İNSÜLİN DİRENCİ KİMLERDE GÖRÜLEBİLİR?
 
 
İnsülin Direncinin Kimlerde görüldüğünü söyleyen Taşdelen; ‘’Karın bölgesi yağlanması fazla olanlarda, Obezitesi olanlarda, bel çevresinin erkekte 102cm, kadında 88cm’yi geçmesi obezite komplikasyonlarının arttığını gösterir!Hareketsiz yaşam tarzı olanlarda,Karbonhidrat ağırlıklı beslenme tarzı olanlarda,Gestasyonel diyabeti olanlarda,Alkole bağlı olmayan karaciğer yağlanması hastalığı ve polikistik over sendromu gibi sağlık koşulları olanlarda,Ailede diyabet geçmişi olanlarda,Sigara içenlerde,  Etnik köken sebebiyle,İleri yaş, özellikle 45 yaş sonrasında,Cushing Sendromu ve akromegali gibi hormonal bozuklukları olanlarda,Steroidler, antipsikotikler ve HIV ilaçları gibi ilaçlar kullananlarda,Uyku apnesi gibi uyku sorunları olanlarda insülin direnci görülebilir’’
 
 
 İNSÜLİN DİRENCİNDE BESLENME NASIL OLMALIDIR?
 
 
Beslenme konusunda önerilerde bulunan Bihter Taşdelen; ‘’Öğün atlamayın: Çok uzun saatler aç kalmayın ve 3 ana öğünü atlamayın. Öğün atlamanın daha az kalori ve daha fazla kilo kaybı anlamına geldiğini düşünebilirsiniz.
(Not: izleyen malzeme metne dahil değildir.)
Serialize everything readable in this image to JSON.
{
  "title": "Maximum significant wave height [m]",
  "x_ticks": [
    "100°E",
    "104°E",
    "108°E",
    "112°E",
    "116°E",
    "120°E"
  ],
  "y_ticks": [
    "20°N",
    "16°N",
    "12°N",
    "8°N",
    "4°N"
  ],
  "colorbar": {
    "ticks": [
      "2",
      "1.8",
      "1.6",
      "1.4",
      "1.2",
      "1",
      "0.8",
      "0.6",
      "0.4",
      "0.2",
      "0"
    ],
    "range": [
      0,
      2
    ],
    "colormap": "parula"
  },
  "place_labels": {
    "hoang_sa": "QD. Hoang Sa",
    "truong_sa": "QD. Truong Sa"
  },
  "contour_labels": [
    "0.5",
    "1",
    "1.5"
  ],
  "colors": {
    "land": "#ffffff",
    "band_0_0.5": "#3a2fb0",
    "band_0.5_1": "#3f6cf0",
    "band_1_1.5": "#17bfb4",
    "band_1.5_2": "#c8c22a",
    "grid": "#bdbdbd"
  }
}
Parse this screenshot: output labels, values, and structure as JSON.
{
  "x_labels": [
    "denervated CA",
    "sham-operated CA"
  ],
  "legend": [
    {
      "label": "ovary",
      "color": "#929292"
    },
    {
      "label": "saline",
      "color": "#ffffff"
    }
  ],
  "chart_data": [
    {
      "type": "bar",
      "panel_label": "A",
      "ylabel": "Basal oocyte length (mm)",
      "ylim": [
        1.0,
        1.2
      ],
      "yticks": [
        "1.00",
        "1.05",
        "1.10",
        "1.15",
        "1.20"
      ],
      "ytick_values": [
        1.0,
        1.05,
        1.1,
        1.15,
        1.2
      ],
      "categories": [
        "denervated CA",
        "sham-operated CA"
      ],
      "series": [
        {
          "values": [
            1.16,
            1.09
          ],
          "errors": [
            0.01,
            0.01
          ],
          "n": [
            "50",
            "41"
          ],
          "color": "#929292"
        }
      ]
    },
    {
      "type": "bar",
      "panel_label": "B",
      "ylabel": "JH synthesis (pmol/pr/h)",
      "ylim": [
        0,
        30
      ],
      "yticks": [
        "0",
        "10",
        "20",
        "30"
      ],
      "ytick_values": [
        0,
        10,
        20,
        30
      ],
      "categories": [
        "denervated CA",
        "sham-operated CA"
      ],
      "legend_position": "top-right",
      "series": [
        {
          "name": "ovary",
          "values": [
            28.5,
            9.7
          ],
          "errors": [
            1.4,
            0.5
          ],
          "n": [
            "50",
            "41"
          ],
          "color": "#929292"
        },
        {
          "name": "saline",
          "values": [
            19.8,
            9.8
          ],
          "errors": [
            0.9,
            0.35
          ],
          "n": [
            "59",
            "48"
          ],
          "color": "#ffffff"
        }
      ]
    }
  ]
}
Ancak bu sadece insülin ve kan şekeri seviyelerinizin dengesizleşmesine neden olur. Ara öğün yapın: İnsülin direncinde ara öğün yapılması direncin kırılması konusunda çok fazla destek olmaktadır. Basit karbonhidratları kompleks karbonhidratlar ile değiştirin: Basit karbonhidratlar lif açısından fakirdir. Bu nedenle kan şekerinizin hızlı yükselmesine ve tüketildikten sonra çok daha çabuk acıkmanıza sebep olur.Patates, makarna, pilav, beyaz ekmek gibi kan şekerinizi olumsuz etkileyecek besinlerin yerine kompleks karbonhidratlar dediğimiz; bulgur pilavı, tam buğday/çavdar ekmekleri, kurubaklagiller, sebzeler gibi alternatifleriyle değiştirmeye çalışın.Karbonhidrat içeren besinleri tek başına tüketmemeye özen gösterin, yanına süt/yoğurt/peynir veya badem/fındık/ceviz gibi protein kaynağı olan besinler eklemek kan şekerini kontrol altına almanıza yardımcı olabilir.Sağlıklı Yağlar Tercih Edilmeli: Beslenme tedavisinde hücrelerde hasar oluşturarak insülin direncini tetikleyen trans ve doymuş yağ alımı sınırlandırılmalı,antioksidan etkili tekli doymamış yağlara yer verilmelidir. Bununiçin yemekleri pişirirken tereyağı, kuyruk yağı gibi hayvansalyağlar yerine zeytinyağı tercih edilmeliLifli gıdaları mutlaka diyete koymalısınız: Posalı yiyeceklerin kan şekerini dengelediği birçok araştırmada saptanmıştır.Meyvelerin suyu yerine kendisini tüketmeye özen gösterilmelidir. Meyvelerin suyunu sıkmak, lif oranını düşürür. Aynı zamanda da 1 su bardağı meyve suyu elde etmeniz için en az 2-3 porsiyon meyve kullanmanız gerekir. Taze sıkılmış dahi olsa meyvelerin sularını sıkarak tüketmek kan şekerinizin dalgalanmasına yol açabilir. Bu nedenle en doğru seçim mevsiminde taze meyve tüketimi olacaktır.Haftada en az 2-3 kez kuru baklagil tüketilmelidir.Yoğurt, kefir, pancar gibi probiyotik besinler beslenmeye eklenmelidir.Gün içinde en az 2-2.5 litre su içmeye özen gösterilmelidir.Düzenli egzersiz hayatın bir parçası haline getirilmelidir.  Hareketsiz kalmak insülin direncini artıran diğer bir nedendir.’’dedi.